La curación de tu boca es una parte importante de tu salud general. Después de todo, tu boca es la puerta de entrada al resto de tu cuerpo. ¡Debes hacer todo lo posible por cuidar la salud de tu boca de por vida!

Los chequeos rutinarios y las limpiezas son esenciales. Visita a tu dentista regularmente.

El tratamiento podría incluir empastar caries, endodoncias, o coronas y puentes. Debido a los efectos del tratamiento del cáncer, podrías tener caries moderadas o severas como resultado de la sequedad de boca ya que la saliva es esencial para enjuagar los desechos de comida y la placa dental de la boca.
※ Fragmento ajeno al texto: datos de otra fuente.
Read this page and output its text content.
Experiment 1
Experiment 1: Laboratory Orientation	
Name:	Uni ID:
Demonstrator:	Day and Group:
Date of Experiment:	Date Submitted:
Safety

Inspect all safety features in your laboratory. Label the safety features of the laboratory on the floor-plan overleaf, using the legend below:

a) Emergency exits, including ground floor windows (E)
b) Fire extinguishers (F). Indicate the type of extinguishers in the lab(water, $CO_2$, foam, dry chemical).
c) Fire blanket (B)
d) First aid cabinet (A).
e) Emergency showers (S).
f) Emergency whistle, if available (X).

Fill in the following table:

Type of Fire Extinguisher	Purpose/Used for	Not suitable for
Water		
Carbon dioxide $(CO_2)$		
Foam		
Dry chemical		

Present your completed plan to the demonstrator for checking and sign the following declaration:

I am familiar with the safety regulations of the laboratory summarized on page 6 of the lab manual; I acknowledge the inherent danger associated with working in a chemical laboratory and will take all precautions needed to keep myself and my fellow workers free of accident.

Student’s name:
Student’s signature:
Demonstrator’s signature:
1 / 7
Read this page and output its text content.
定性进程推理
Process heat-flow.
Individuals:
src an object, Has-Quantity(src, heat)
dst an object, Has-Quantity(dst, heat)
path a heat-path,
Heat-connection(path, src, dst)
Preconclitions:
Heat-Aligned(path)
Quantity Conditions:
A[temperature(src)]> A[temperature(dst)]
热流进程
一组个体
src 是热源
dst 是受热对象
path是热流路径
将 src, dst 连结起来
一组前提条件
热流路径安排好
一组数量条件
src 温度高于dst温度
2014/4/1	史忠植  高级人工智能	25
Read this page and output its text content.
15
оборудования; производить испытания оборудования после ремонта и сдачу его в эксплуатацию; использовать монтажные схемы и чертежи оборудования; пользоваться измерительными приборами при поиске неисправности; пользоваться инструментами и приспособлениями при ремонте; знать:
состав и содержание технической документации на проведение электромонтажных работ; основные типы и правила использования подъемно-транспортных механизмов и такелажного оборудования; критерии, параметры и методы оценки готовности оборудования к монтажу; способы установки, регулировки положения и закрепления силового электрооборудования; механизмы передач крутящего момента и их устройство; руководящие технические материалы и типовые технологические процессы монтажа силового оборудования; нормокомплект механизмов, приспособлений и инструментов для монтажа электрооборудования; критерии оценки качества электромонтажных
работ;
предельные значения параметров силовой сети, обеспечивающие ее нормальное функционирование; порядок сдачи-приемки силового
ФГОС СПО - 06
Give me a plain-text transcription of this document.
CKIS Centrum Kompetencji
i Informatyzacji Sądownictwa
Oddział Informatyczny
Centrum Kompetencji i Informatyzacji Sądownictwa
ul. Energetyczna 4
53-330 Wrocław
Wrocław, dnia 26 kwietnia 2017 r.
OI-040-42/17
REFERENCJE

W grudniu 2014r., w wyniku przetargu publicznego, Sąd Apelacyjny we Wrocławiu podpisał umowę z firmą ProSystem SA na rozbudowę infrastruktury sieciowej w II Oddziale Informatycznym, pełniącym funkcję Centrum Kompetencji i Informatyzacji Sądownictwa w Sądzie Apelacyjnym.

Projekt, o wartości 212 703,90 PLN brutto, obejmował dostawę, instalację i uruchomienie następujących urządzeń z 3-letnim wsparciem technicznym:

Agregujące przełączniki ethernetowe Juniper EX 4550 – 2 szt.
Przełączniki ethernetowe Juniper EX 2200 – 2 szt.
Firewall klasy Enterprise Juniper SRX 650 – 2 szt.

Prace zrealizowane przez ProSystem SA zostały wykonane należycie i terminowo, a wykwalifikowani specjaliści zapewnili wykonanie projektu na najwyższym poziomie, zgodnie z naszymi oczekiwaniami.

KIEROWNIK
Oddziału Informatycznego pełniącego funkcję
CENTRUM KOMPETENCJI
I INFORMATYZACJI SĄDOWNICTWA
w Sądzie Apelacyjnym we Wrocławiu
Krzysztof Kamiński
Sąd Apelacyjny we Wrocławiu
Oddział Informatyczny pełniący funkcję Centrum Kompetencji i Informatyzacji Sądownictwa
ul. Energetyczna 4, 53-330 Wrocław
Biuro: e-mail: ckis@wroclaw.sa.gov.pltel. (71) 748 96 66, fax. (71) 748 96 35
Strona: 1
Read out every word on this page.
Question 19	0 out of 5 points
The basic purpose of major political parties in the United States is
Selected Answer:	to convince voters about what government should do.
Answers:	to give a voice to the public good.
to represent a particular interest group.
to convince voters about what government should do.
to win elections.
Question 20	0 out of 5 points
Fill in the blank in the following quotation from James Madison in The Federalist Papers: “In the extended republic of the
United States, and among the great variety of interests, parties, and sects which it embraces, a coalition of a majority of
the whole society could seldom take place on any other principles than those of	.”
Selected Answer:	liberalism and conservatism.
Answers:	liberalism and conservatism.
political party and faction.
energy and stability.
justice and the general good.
Cepíllate los dientes dos veces al día con crema dental fluorada. ¡No te olvides de cepillarte la lengua!

Usa el hilo dental a diario. Limpiarte entre los dientes una vez al día con seda dental u otro producto hecho para limpiar entre tus dientes te ayudará a limpiar la placa bacteriana de tus dientes y encías.

Enjuágate la boca frecuentemente. Esto te ayudará a que no haya desechos de comida en tus dientes ni en tus encías. Evita los enjuagues que contienen alcohol. Enjuagarte con frecuencia, además de cepillarte y usar la seda dental regularmente, puede reducir el riesgo de caries e infección.

No utilices productos que contengan tabaco. El tabaco es hostil con tu cuerpo especialmente con la salud de tu boca 

Come alimentos nutritivos. Comer alimentos saludables ricos en vitaminas y nutrientes puede ayudar a estimular tu sistema inmunitario. Tus necesidades individuales calóricas y nutritivas dependen de tu edad, sexo, nivel de actividad física y otros factores, pero según My Plate, el sitio web del Centro de Políticas y Promoción de la Nutrición, una agencia del Departamento de Agricultura, una dieta saludable debe incluir:

  • Frutas y verduras. Combinadas, éstas deben cubrir la mitad de tu plato en las comidas.
  • Cereales. Al menos la mitad de los cereales que comas deben ser integrales, como avena, pan de trigo integral y arroz integral.
  • Lácteos. Elije alimentos lácteos bajos en grasa o sin grasa más a menudo.
  • Proteínas. Elije proteínas magras como ternera magra, pollo sin piel y pescado. Varía las proteínas que elijas para incluir también huevos, frijoles, chicharos y legumbres. Come por lo menos ocho onzas de pescado o marisco a la semana.